National Retail brings doubled issue of 6.625% series D preferreds; ING sale approved

By Stephanie N. Rotondo

Portland, Ore., Feb. 15 - Preferred stocks were trading more actively and modestly higher on Wednesday, according to a market source.

The primary market was focused on a new issue from National Retail Properties Inc. The deal priced early in the session, coming upsized and at the low end of price talk. Traders were enthusiastic about the deal, which was trading at levels near par in the gray market.

In secondary dealings, ING Groep NV's paper was active but mixed on the day after regulators approved the company's sale of its U.S.-based online banking operations to Capital One Financial Corp.

National Retail deal prices

National Retail Properties brought a $250 million issue of 6.625% $25-par series D cumulative redeemable preferred stock, the company said in a press release.

The dividend was at the low end of talk. The size of the deal was double what was expected.

"It had pretty good syndication," a trader said, seeing a $24.95 closing price in the gray market.

Several sources said they expected the deal to free from the syndicate on Thursday.

The shares will be issued as a 1/100th of an interest in the newly designated perpetual preferreds, the company said in the press release. Underwriters will have an over-allotment option of 1.5 million preferred shares.

Proceeds will be used for the redemption of the company's 7.375% series C cumulative redeemable preferreds (NYSE: NNNPC) and for general corporate purposes, which may include paying down debt under a credit facility.

The called preferreds traded up 2 cents to $25.50.

National Retail is an Orlando, Fla.-based real estate investment trust focused primarily in high-quality retail properties.

Looking to the calendar

A trader said he heard talk that a telecommunications company was planning a new preferred issue, possibly this week.

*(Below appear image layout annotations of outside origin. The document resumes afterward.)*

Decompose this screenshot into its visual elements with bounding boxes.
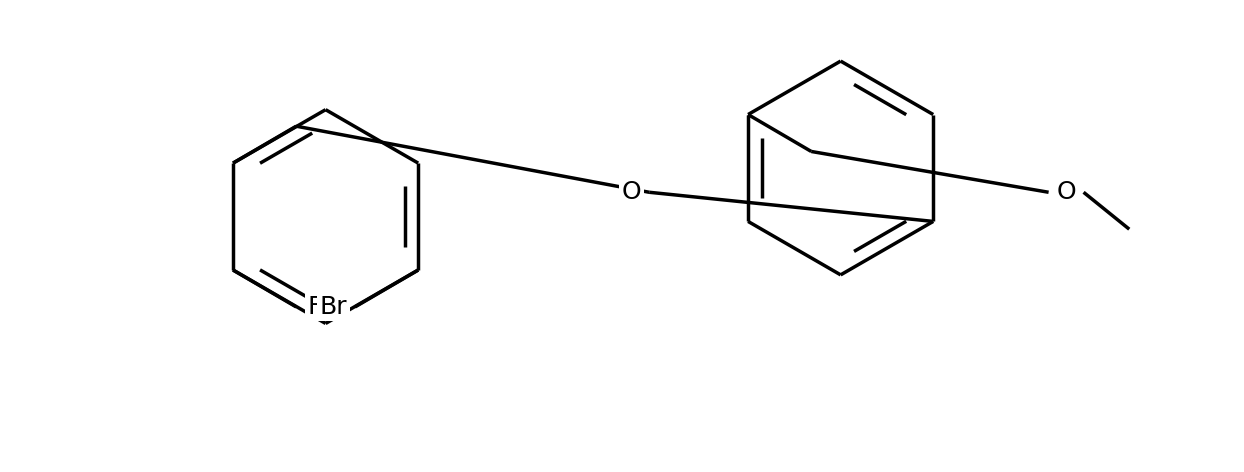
Text: O: O [622, 180, 642, 204]
Text: O: O [1056, 180, 1076, 204]
Text: Br: Br [320, 295, 347, 319]
Text: F: F [307, 295, 322, 319]
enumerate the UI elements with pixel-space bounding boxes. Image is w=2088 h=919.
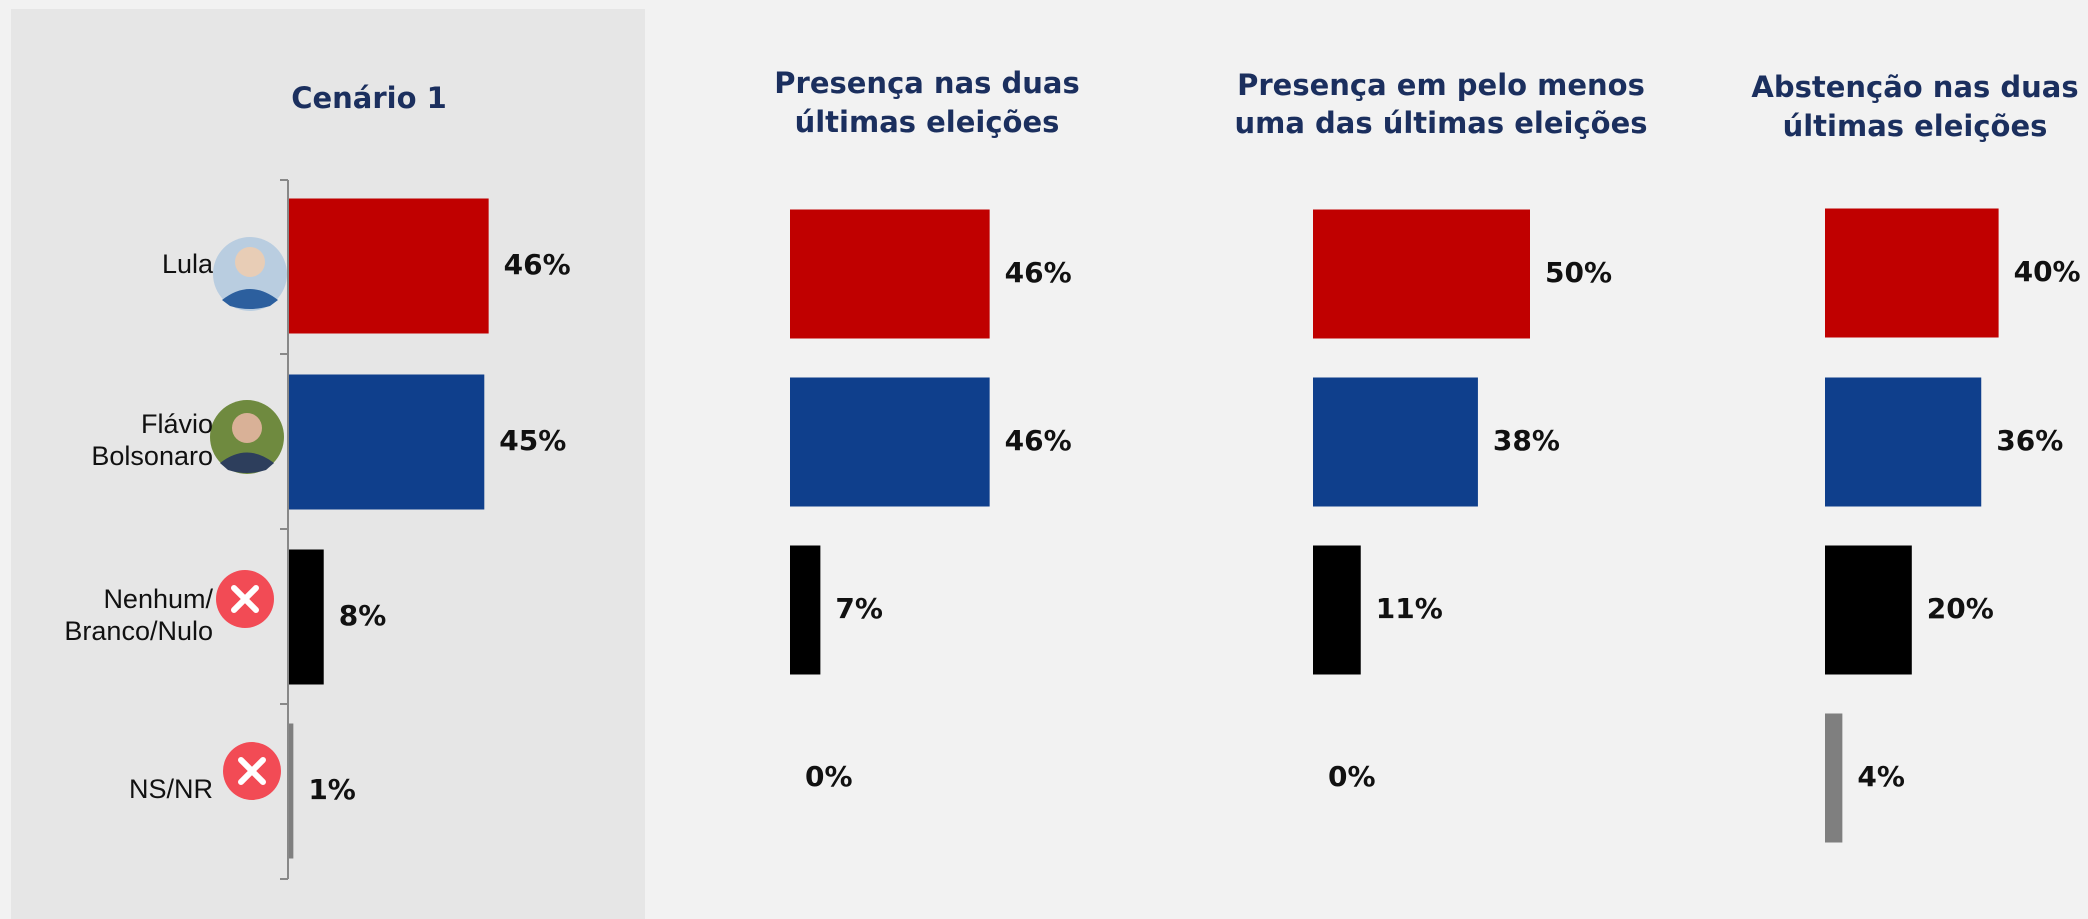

But another trader said he didn't expect to see anything on the calendar for the remainder of the week, given the upcoming three-day weekend.

"[An issuer] would have had to do something by today to clean it up by the weekend," he said. "So I don't think it's going to happen."

ING sale OK'd

Federal Reserve regulators gave ING Groep the go-ahead on its sale of the ING Direct USA unit to Capital One on Wednesday.

However, the Amsterdam-based institution's preferreds did not react in tandem.

The 7.375% perpetual hybrid capital securities (NYSE: IDG) and 8.5% perpetual hybrid capital securities (NYSE IGK) were the most actively traded of the ING complex. Both issues traded downward, the former falling 2 cents to $23.66 and the latter slipping 8 cents to $25.61.

But the 6.375% perpetual hybrid capital securities (NYSE: ISF) and the 7.2% perpetual debt securities (NYSE: INZ) were moderately busy and better. The 6.375% securities gained 9 cents to $20.99, while the 7.2% securities moved up 6 cents to $23.48.

Regulators had met Monday to discuss the $9 billion sale of the unit after delaying the meeting the previous Wednesday. The first delay was blamed on scheduling conflicts.

Late Monday, the Fed said that it had "considered the application at its meeting this afternoon and expects to issue a decision soon."

There was no word as of close of business Tuesday.

Some had called the merger a bad idea, as it could create another "too-big-to-fail" institution. The combination of Capital One and ING's U.S. operations would result in the country's fifth-largest bank.

But regulators disagreed with naysayers and unanimously voted late Tuesday to approve the merger.

"The board has concluded that consummation of the proposal can reasonably be expected to produce public benefits that would outweigh any likely adverse effects," said the Fed in an order released late Tuesday.

The transaction should close within the next few days.